Banking Trojan steals money from under your nose

[hey_moe]

More problems with on line banking>> http://news.cnet.com/8301-27080_3-10...dStoriesArea.1

[stansdds]

Good reason to avoid the convenience of online banking.

[Cratermaker]

Two things about this story I don't get and it would have been nice if they had been more clear:

1) I can't transfer funds from my bank anywhere else, even if I wanted to. There are places that always want to "help" me by setting up automatic payments from my bank, but I always refuse. How is this German bank exploited exactly? I'm guessing that they have a more "advanced" banking system that let's you transfer funds anywhere for payment.

2) The article goes out of it's way to NOT mention any browser or operating system, or ones that are immune for that matter. They never say it is a problem with ALL browsers and operating systems, so it makes me think their is one they are trying to avoid upsetting.

[Zommoz]

Perhaps the article was edited since your post but the third paragraph reads

"It exploits a hole in Firefox, Internet Explorer 6, IE7, IE8, and Opera, and it is different from previously reported banking Trojans, said Ben-Itzhak. The Trojan runs an executable only on Windows systems, he said.
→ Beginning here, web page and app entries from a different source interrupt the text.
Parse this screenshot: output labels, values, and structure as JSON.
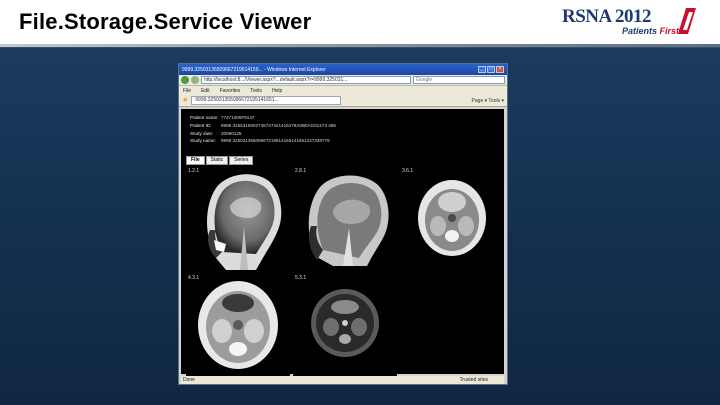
{
  "slide": {
    "title": "File.Storage.Service Viewer"
  },
  "logo": {
    "name": "RSNA",
    "year": "2012",
    "tagline_part1": "Patients ",
    "tagline_part2": "First",
    "brand_color": "#1e3b6e",
    "accent_color": "#c8102e"
  },
  "browser": {
    "window_title": "9999.32503135509667219514159... - Windows Internet Explorer",
    "address": "http://localhost:8.../Viewer.aspx?...default.aspx?r=9999.325031...",
    "search_placeholder": "Google",
    "menu": [
      "File",
      "Edit",
      "Favorites",
      "Tools",
      "Help"
    ],
    "page_tab": "9999.325031355096672195141651...",
    "tools_text": "Page ▾  Tools ▾",
    "status_left": "Done",
    "status_zone": "Trusted sites"
  },
  "viewer": {
    "fields": [
      {
        "key": "Patient name:",
        "value": "77471009F9147"
      },
      {
        "key": "Patient ID:",
        "value": "9999.3255315502745747421415278A0B0AG01273 485"
      },
      {
        "key": "Study date:",
        "value": "20090125"
      },
      {
        "key": "Study name:",
        "value": "9999.32503135509667219514165141651237338779"
      }
    ],
    "tabs": [
      {
        "label": "File",
        "active": true
      },
      {
        "label": "Static",
        "active": false
      },
      {
        "label": "Series",
        "active": false
      }
    ],
    "series": [
      {
        "label": "1.2.1",
        "view": "sagittal"
      },
      {
        "label": "2.8.1",
        "view": "sagittal"
      },
      {
        "label": "3.6.1",
        "view": "axial"
      },
      {
        "label": "4.3.1",
        "view": "axial"
      },
      {
        "label": "5.3.1",
        "view": "axial-dark"
      }
    ]
  }
}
The executable can come via a number of avenues, including a malicious JavaScript or Adobe PDF, he added."

[Cratermaker]

HA! They did edit it. Copies of the original with that paragraph omitted can be found various places, including here:

http://news.zdnet.co.uk/security/0,1...9780153,00.htm

(at least until they edit it too)

Affects windows systems. I thought that might be the case.

[Bjoern]

I just wonder how that thing is getting past the TAN activation for every transaction?

Then again, all I ever see on my account's balance is a "-" and a red number anyways, so happy stealing Trojans.